The position of Professor O’Brien should be clarified and thus the points made earlier where I (and counsel) have had difficulty in following his position should be put to him. At the heart of the confusion are the questions whether he has changed his mind and why in his letter of 30 April 2004 he still wishes that “the Beaconsfield Project be implemented”.
The views and comments of Dr Campbell, Dr Sanders and Professor O’Brien should be sought on, and in the light of, the consideration of the points made below.
Mr Sinclair should be asked to comment on the views obtained at (iv) and any points made at (i).
The views referred to above should be sought through focused questions and appropriate meetings to narrow points of difference and to clarify the reasoning of the relevant persons.
The following questions should be considered:
Was the September 2002 Consent Order always inappropriate? If so why?
Is the September 2002 Consent Order inappropriate now? If so why and thus what has changed?
Does the Claimant have to be (a) placed, or (b) detained under the Mental Health Act at a unit registered as a hospital? If so, why and whether the reasons relate only to his treatment?
Could the Claimant be placed anywhere other than at a hospital? If so, where and what would be the nature and availability of such an establishment?
What changes or additions would have to be made to the plans annexed to the September 2002 Consent Order to render a placement of the Claimant there appropriate?
Is s. 17 leave to Beaconsfield Villas appropriate? If so why and what is its purpose and how long is it expected to last? If not, why not?
What will happen to the Claimant if he is not placed at Beaconsfield Villas?

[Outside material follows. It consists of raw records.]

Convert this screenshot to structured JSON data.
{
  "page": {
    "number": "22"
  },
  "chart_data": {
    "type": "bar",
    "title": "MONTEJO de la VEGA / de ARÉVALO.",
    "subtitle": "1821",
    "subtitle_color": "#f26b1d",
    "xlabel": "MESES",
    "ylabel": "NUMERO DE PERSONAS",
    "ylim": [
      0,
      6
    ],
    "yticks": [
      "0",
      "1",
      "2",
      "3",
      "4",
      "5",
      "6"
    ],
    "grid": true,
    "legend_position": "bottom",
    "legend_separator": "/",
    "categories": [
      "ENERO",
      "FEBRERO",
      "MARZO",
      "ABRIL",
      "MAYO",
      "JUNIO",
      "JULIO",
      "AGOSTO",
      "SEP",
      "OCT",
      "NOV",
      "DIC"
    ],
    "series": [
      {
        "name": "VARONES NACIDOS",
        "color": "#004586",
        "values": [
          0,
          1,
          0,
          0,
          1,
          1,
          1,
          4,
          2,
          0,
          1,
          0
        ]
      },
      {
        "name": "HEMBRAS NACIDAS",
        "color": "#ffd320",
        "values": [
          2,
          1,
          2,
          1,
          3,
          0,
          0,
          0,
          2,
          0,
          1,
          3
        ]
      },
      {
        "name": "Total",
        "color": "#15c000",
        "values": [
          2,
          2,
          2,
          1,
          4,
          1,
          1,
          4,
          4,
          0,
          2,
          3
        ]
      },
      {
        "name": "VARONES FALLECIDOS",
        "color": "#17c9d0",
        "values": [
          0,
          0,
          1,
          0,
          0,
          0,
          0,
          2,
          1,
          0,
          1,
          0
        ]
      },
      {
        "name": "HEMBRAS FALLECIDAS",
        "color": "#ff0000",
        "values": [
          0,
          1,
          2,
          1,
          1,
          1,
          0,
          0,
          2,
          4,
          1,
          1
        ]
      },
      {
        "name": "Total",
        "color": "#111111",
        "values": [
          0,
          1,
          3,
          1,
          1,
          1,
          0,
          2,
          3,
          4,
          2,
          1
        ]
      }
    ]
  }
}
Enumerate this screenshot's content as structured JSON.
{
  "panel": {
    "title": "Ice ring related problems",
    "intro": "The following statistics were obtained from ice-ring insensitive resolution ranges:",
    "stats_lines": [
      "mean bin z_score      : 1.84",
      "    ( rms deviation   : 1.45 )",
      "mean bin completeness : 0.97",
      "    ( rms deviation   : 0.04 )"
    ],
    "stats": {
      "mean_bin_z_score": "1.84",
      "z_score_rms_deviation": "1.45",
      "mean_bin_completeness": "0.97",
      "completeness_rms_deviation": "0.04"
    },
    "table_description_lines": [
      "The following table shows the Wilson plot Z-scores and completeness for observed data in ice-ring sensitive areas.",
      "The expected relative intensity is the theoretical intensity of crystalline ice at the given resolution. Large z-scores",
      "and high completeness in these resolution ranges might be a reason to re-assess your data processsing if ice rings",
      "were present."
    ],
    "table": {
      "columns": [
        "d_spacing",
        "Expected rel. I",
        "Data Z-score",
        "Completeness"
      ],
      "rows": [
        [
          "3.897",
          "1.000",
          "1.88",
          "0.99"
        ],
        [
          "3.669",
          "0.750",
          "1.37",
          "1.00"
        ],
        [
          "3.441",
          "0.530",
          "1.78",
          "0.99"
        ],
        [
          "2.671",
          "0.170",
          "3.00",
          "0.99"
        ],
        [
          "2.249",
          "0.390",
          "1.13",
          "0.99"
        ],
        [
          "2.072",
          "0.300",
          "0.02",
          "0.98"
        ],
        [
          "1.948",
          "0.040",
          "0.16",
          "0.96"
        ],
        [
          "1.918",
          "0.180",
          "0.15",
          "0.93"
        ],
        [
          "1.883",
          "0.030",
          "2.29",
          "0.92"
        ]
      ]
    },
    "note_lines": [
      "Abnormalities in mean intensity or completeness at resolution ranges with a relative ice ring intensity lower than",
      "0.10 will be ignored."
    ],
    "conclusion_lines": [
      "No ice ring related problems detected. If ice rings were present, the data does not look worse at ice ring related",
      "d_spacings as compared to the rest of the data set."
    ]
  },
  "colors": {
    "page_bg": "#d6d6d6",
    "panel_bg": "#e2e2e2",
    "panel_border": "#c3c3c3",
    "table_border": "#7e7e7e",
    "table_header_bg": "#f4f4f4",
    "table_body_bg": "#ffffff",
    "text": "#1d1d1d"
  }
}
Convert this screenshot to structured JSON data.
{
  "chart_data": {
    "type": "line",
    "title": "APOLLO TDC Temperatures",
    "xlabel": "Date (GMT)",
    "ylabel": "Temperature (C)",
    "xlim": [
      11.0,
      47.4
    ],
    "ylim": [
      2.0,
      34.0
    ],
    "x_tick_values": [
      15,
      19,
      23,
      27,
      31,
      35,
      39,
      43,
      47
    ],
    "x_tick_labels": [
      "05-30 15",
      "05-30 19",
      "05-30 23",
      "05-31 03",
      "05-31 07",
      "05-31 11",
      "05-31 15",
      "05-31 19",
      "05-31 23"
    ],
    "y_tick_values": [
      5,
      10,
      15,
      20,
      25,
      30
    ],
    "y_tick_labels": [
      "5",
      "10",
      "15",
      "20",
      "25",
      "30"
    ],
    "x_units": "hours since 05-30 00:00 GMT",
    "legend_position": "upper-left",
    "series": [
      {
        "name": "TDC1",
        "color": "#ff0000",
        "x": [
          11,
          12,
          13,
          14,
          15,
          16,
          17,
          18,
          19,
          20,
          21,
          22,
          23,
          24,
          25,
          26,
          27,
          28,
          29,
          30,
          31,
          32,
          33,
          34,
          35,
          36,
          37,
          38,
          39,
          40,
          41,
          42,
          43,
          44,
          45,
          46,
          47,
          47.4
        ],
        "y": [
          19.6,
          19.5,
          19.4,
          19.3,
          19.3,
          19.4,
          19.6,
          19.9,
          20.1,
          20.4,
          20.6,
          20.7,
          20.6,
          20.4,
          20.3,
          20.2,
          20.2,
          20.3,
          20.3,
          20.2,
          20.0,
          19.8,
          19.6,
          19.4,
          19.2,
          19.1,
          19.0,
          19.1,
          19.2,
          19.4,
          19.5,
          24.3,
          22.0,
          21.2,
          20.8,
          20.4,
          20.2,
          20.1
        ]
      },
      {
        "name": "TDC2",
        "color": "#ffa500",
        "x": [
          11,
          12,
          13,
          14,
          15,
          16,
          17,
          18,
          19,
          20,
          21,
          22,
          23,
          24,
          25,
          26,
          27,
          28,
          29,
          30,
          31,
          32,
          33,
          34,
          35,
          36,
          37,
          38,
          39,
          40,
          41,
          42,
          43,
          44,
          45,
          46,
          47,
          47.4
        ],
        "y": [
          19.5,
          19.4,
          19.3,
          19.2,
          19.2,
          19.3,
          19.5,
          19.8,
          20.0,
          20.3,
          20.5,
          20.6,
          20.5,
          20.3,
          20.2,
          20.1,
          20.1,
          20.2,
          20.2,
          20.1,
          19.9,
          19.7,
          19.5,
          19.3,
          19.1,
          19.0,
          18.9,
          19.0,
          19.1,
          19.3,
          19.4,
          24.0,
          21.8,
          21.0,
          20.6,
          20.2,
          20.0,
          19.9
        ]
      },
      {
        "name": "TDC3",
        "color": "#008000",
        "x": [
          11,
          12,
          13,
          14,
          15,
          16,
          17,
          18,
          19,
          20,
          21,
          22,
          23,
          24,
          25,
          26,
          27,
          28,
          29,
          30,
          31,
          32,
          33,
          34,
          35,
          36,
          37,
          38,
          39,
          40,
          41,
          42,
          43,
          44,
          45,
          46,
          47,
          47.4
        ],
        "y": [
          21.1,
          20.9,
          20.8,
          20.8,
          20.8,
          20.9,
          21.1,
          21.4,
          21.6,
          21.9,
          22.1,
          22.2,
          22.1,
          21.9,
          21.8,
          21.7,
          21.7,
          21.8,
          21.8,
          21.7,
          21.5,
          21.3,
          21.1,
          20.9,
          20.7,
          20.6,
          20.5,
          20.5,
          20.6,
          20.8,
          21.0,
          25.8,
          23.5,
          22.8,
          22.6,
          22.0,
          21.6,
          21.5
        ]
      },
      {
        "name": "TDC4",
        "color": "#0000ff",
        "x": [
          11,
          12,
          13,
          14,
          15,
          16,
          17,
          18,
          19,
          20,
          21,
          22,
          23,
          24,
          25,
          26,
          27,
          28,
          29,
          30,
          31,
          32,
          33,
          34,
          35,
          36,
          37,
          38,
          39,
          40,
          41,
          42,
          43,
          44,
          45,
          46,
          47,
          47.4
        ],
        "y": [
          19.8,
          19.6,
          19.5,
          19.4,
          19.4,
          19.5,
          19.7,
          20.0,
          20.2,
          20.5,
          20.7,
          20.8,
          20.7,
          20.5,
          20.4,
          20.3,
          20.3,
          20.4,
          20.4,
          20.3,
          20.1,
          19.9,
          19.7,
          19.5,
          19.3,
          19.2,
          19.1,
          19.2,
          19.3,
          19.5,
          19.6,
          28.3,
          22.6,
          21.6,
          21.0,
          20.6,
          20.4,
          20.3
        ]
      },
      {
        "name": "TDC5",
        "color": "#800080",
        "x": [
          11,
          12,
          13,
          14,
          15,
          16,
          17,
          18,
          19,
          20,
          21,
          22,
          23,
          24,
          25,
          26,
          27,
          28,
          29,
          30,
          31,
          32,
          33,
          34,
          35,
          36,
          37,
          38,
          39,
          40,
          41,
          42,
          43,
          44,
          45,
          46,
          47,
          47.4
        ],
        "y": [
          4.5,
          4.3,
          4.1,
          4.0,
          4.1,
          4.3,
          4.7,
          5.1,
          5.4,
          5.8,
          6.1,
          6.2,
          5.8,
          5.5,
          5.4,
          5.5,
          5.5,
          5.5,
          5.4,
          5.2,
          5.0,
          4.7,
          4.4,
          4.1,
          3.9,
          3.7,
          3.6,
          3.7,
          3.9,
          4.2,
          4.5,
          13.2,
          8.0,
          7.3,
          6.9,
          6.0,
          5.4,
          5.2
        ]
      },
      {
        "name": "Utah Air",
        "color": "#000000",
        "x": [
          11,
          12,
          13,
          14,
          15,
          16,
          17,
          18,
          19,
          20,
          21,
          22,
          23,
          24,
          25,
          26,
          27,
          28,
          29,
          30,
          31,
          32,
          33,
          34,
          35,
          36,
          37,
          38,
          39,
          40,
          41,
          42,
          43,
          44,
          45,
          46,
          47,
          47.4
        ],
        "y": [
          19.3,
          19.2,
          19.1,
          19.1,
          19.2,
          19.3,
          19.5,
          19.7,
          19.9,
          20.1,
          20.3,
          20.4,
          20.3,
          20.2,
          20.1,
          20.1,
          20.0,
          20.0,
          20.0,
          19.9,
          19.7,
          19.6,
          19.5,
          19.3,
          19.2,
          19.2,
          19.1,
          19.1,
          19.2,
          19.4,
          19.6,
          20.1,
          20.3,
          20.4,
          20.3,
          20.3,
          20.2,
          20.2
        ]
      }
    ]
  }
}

In considering those questions in my view the following points should be taken into account:
In September 2002 was a dual registration possible and if so why was this not referred to in the plans? If dual registration was then possible (and were now possible) would it solve problems relating to the treatment of the Claimant and what is the effect of that on a central argument of the Council that it only provides care homes?
Is registration of Beaconsfield Villas as a hospital possible and practical and if such registration took place would it be an appropriate placement for the Claimant?
Could the problems as to the treatment of the Claimant that have led to the view that he should be detained in hospital under the Mental Health Act be adequately solved by relying on (a) the law of necessity, or (b) declaratory relief from the court as to the treatment of the Claimant, or (c) a combination of the two?